We perform clustering on all admissions for different k for k-medoids and then remove trivial clusterings, i.e., those that only contain a single cluster or those where the largest cluster contains more than \(90\%\) of admissions. Afterward, we are left with \(n_c\) clusters. The same clustering procedure is applied to \(n_b = 10\) different bootstrapped versions of the feature space, where \(70\%\) of the data is randomly sampled without repetition. If we find clusterings similar to the respective clusterings in each bootstrapped version of the data, those clusterings can be considered robust regarding variations in the input data.

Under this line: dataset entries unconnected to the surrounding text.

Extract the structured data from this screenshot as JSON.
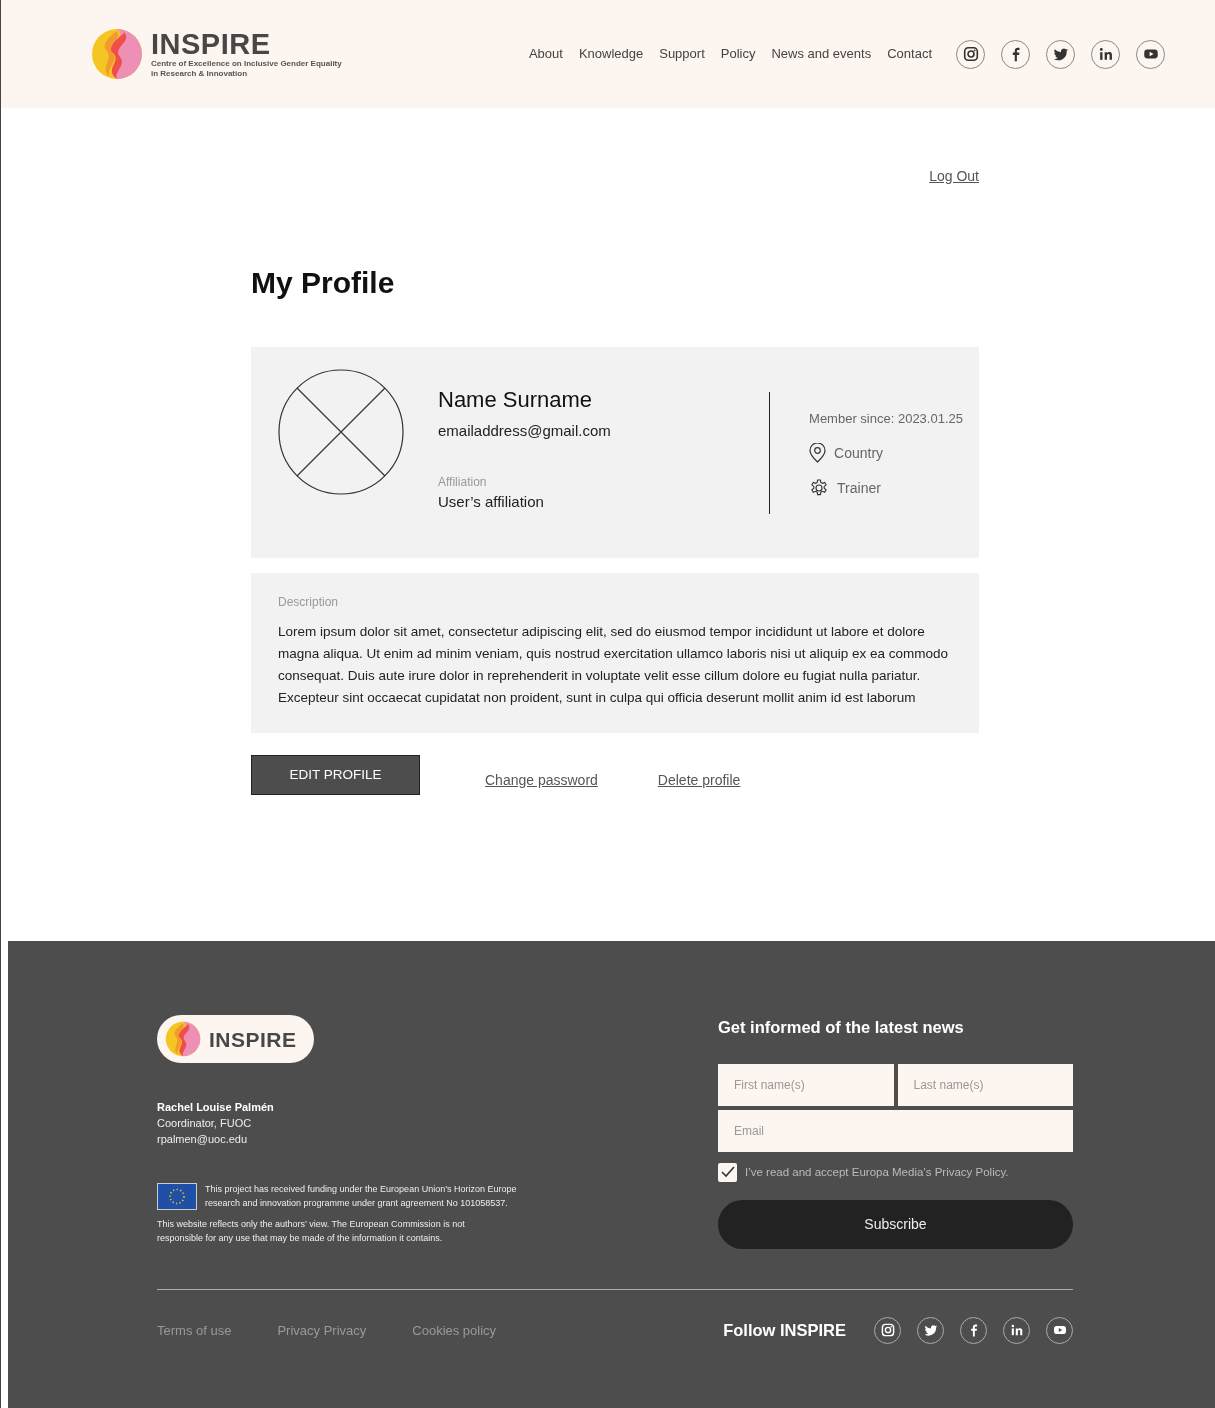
{
  "header": {
    "logo": {
      "name": "INSPIRE",
      "tagline": [
        "Centre of Excellence on Inclusive Gender Equality",
        "in Research & Innovation"
      ]
    },
    "nav": [
      "About",
      "Knowledge",
      "Support",
      "Policy",
      "News and events",
      "Contact"
    ],
    "social": [
      {
        "kind": "instagram"
      },
      {
        "kind": "facebook"
      },
      {
        "kind": "twitter"
      },
      {
        "kind": "linkedin"
      },
      {
        "kind": "youtube"
      }
    ]
  },
  "logout": "Log Out",
  "title": "My Profile",
  "profile": {
    "name": "Name Surname",
    "email": "emailaddress@gmail.com",
    "affiliation_label": "Affiliation",
    "affiliation": "User’s affiliation",
    "member_since": "Member since: 2023.01.25",
    "country": "Country",
    "role": "Trainer"
  },
  "description": {
    "label": "Description",
    "text": "Lorem ipsum dolor sit amet, consectetur adipiscing elit, sed do eiusmod tempor incididunt ut labore et dolore magna aliqua. Ut enim ad minim veniam, quis nostrud exercitation ullamco laboris nisi ut aliquip ex ea commodo consequat. Duis aute irure dolor in reprehenderit in voluptate velit esse cillum dolore eu fugiat nulla pariatur. Excepteur sint occaecat cupidatat non proident, sunt in culpa qui officia deserunt mollit anim id est laborum"
  },
  "actions": {
    "edit": "EDIT PROFILE",
    "change_password": "Change password",
    "delete": "Delete profile"
  },
  "footer": {
    "logo": "INSPIRE",
    "contact": {
      "name": "Rachel Louise Palmén",
      "role": "Coordinator, FUOC",
      "email": "rpalmen@uoc.edu"
    },
    "funding": "This project has received funding under the European Union’s Horizon Europe research and innovation programme under grant agreement No 101058537.",
    "disclaimer": "This website reflects only the authors’ view. The European Commission is not responsible for any use that may be made of the information it contains.",
    "newsletter": {
      "title": "Get informed of the latest news",
      "first_name": {
        "placeholder": "First name(s)"
      },
      "last_name": {
        "placeholder": "Last name(s)"
      },
      "email": {
        "placeholder": "Email"
      },
      "consent": {
        "label": "I’ve read and accept Europa Media’s Privacy Policy.",
        "checked": true
      },
      "button": "Subscribe"
    },
    "links": [
      "Terms of use",
      "Privacy Privacy",
      "Cookies policy"
    ],
    "follow": "Follow INSPIRE",
    "social": [
      {
        "kind": "instagram"
      },
      {
        "kind": "twitter"
      },
      {
        "kind": "facebook"
      },
      {
        "kind": "linkedin"
      },
      {
        "kind": "youtube"
      }
    ]
  }
}
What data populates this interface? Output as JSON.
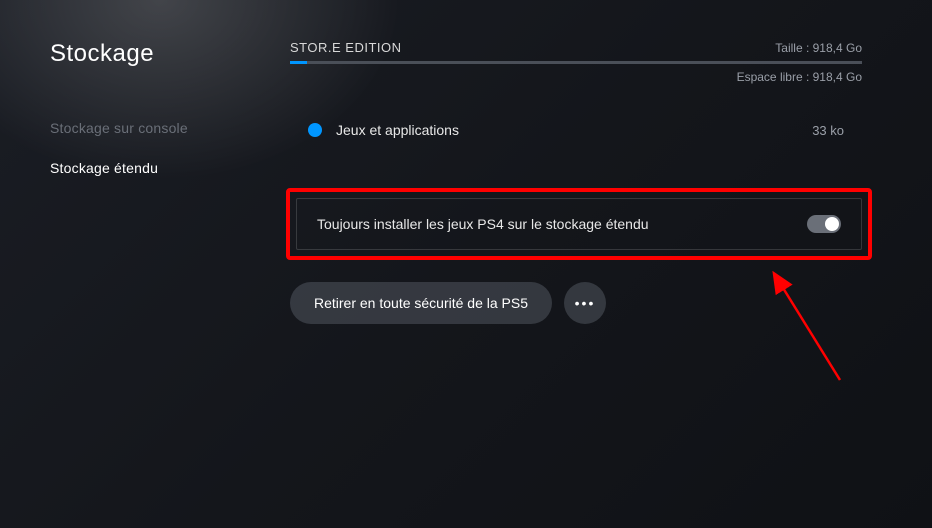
{
  "page": {
    "title": "Stockage"
  },
  "sidebar": {
    "items": [
      {
        "label": "Stockage sur console",
        "active": false
      },
      {
        "label": "Stockage étendu",
        "active": true
      }
    ]
  },
  "storage": {
    "name": "STOR.E EDITION",
    "size_label": "Taille : 918,4 Go",
    "free_label": "Espace libre : 918,4 Go"
  },
  "category": {
    "label": "Jeux et applications",
    "value": "33 ko",
    "dot_color": "#0096ff"
  },
  "toggle": {
    "label": "Toujours installer les jeux PS4 sur le stockage étendu",
    "state": "on"
  },
  "actions": {
    "remove_label": "Retirer en toute sécurité de la PS5",
    "more_glyph": "•••"
  },
  "annotation": {
    "highlight_color": "#ff0000"
  }
}
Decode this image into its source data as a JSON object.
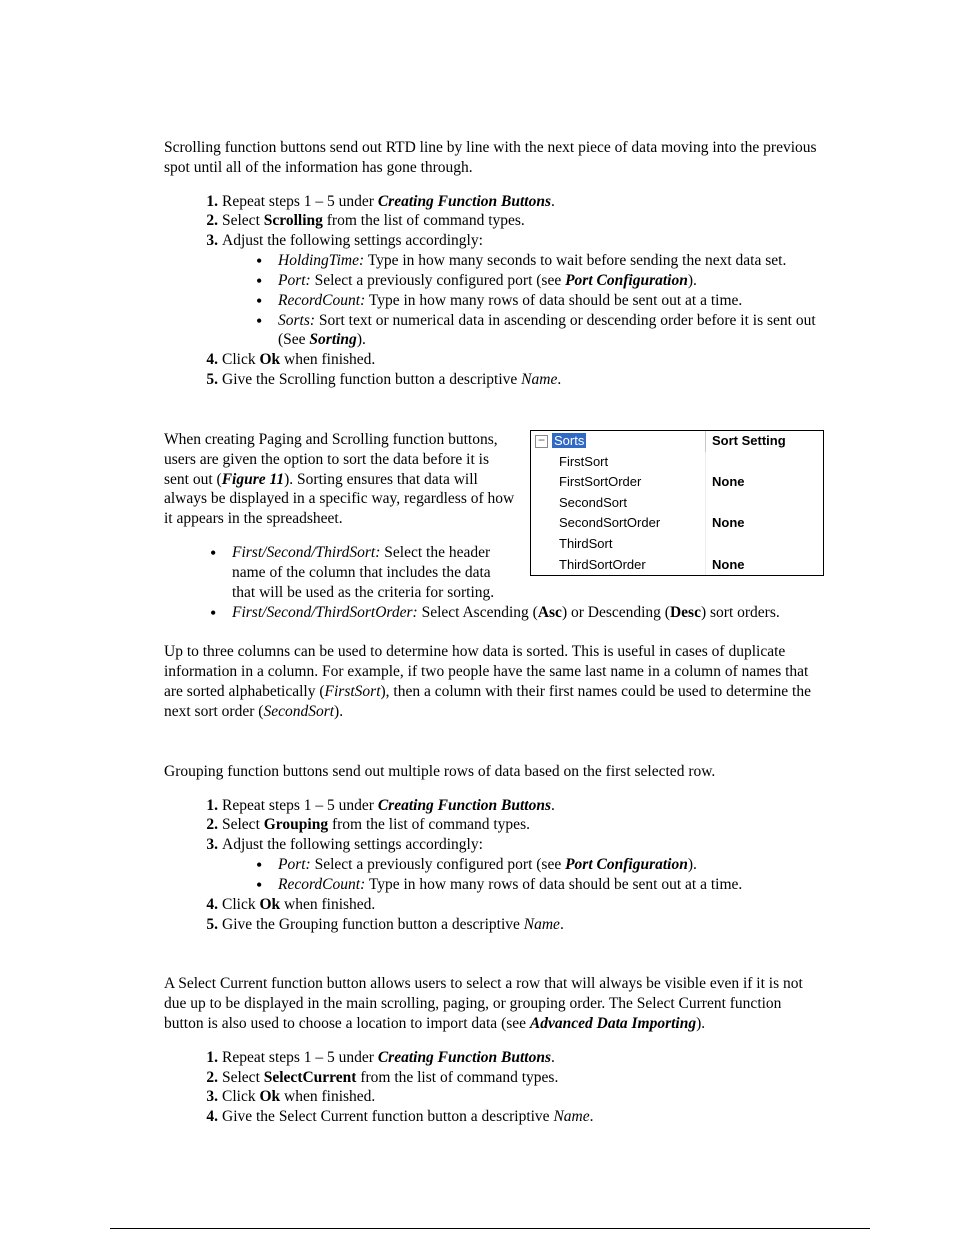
{
  "intro_scrolling": "Scrolling function buttons send out RTD line by line with the next piece of data moving into the previous spot until all of the information has gone through.",
  "scroll_steps": {
    "s1_a": "Repeat steps 1 – 5 under ",
    "s1_b": "Creating Function Buttons",
    "s1_c": ".",
    "s2_a": "Select ",
    "s2_b": "Scrolling",
    "s2_c": " from the list of command types.",
    "s3": "Adjust the following settings accordingly:",
    "s3_items": {
      "holding_lbl": "HoldingTime:",
      "holding_txt": " Type in how many seconds to wait before sending the next data set.",
      "port_lbl": "Port:",
      "port_txt_a": " Select a previously configured port (see ",
      "port_txt_b": "Port Configuration",
      "port_txt_c": ").",
      "rc_lbl": "RecordCount:",
      "rc_txt": " Type in how many rows of data should be sent out at a time.",
      "sorts_lbl": "Sorts:",
      "sorts_txt_a": " Sort text or numerical data in ascending or descending order before it is sent out (See ",
      "sorts_txt_b": "Sorting",
      "sorts_txt_c": ")."
    },
    "s4_a": "Click ",
    "s4_b": "Ok",
    "s4_c": " when finished.",
    "s5_a": "Give the Scrolling function button a descriptive ",
    "s5_b": "Name",
    "s5_c": "."
  },
  "sort_figure": {
    "header_label": "Sorts",
    "header_right": "Sort Setting",
    "rows": [
      {
        "k": "FirstSort",
        "v": ""
      },
      {
        "k": "FirstSortOrder",
        "v": "None"
      },
      {
        "k": "SecondSort",
        "v": ""
      },
      {
        "k": "SecondSortOrder",
        "v": "None"
      },
      {
        "k": "ThirdSort",
        "v": ""
      },
      {
        "k": "ThirdSortOrder",
        "v": "None"
      }
    ]
  },
  "sorting_intro_a": "When creating Paging and Scrolling function buttons, users are given the option to sort the data before it is sent out (",
  "sorting_intro_b": "Figure 11",
  "sorting_intro_c": "). Sorting ensures that data will always be displayed in a specific way, regardless of how it appears in the spreadsheet.",
  "sort_bullets": {
    "b1_lbl": "First/Second/ThirdSort:",
    "b1_txt": " Select the header name of the column that includes the data that will be used as the criteria for sorting.",
    "b2_lbl": "First/Second/ThirdSortOrder:",
    "b2_txt_a": " Select Ascending (",
    "b2_asc": "Asc",
    "b2_txt_b": ") or Descending (",
    "b2_desc": "Desc",
    "b2_txt_c": ") sort orders."
  },
  "sorting_para_a": "Up to three columns can be used to determine how data is sorted. This is useful in cases of duplicate information in a column. For example, if two people have the same last name in a column of names that are sorted alphabetically (",
  "sorting_para_b": "FirstSort",
  "sorting_para_c": "), then a column with their first names could be used to determine the next sort order (",
  "sorting_para_d": "SecondSort",
  "sorting_para_e": ").",
  "grouping_intro": "Grouping function buttons send out multiple rows of data based on the first selected row.",
  "group_steps": {
    "s1_a": "Repeat steps 1 – 5 under ",
    "s1_b": "Creating Function Buttons",
    "s1_c": ".",
    "s2_a": "Select ",
    "s2_b": "Grouping",
    "s2_c": " from the list of command types.",
    "s3": "Adjust the following settings accordingly:",
    "s3_items": {
      "port_lbl": "Port:",
      "port_txt_a": " Select a previously configured port (see ",
      "port_txt_b": "Port Configuration",
      "port_txt_c": ").",
      "rc_lbl": "RecordCount:",
      "rc_txt": " Type in how many rows of data should be sent out at a time."
    },
    "s4_a": "Click ",
    "s4_b": "Ok",
    "s4_c": " when finished.",
    "s5_a": "Give the Grouping function button a descriptive ",
    "s5_b": "Name",
    "s5_c": "."
  },
  "select_intro_a": "A Select Current function button allows users to select  a row that will always be visible even if it is not due up to be displayed in the main scrolling, paging, or grouping order. The Select Current function button is also used to choose a location to import data (see ",
  "select_intro_b": "Advanced Data Importing",
  "select_intro_c": ").",
  "select_steps": {
    "s1_a": "Repeat steps 1 – 5 under ",
    "s1_b": "Creating Function Buttons",
    "s1_c": ".",
    "s2_a": "Select ",
    "s2_b": "SelectCurrent",
    "s2_c": " from the list of command types.",
    "s3_a": "Click ",
    "s3_b": "Ok",
    "s3_c": " when finished.",
    "s4_a": "Give the Select Current function button a descriptive ",
    "s4_b": "Name",
    "s4_c": "."
  }
}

We use three metrics for measuring cluster similarity: mutual information, Rand Index, and Jaccard index38 denoted with \(sim_h\) for \(h \in {1, 2, 3}\). Every metric is implemented to be invariant to differences in label literals, e.g., the labeling [0, 0, 1, 1] would be identical to the labeling [1, 1, 0, 0]. We use these metrics to quantify the similarity between each full data clustering \(C_{f, i}\) for \(i \in [1, n_c]\) and each corresponding bootstrapped clustering \(C_{b_j, i}\) for \(j \in [1, n_b]\). The metric is only applied to admissions present in each of the bootstrapped clusterings, respectively. For each full clustering \(C_{f, i}\) and similarity metric \(sim_h\), we calculate a lower bound on the robustness

$$\begin{aligned} rob_{i, h} = P_{10} \left( \left[ sim_{h}(C_{f, i}, C_{b_1, i}), sim_{h}(C_{f, i}, C_{b_2, i}), \dots , sim_{h}(C_{f, i}, C_{b_{n_{b}}, i}) \right] \right) , \end{aligned}$$

where \(P_{10}\) denotes the 10th percentile of the similarity values. We also compute a robustness threshold \(thresh_{i, h}\), calculated as the 90th percentile of similarities between the real cluster labeling and \(n_b\) shuffled instances of it: \(sim_h(lab_i, shuffle(lab_i))\). The threshold needs to be calculated for every pair of clustering and similarity metric because the expected similarity when clustering on a bootstrapped version of the data depends on the cluster size distribution and the behavior of the similarity metric. A full data clustering \(C_{f, i}\) is considered robust if, for all similarity metrics \(sim_h\), it holds that \(rob_{i, h} > thresh_{i, h}\).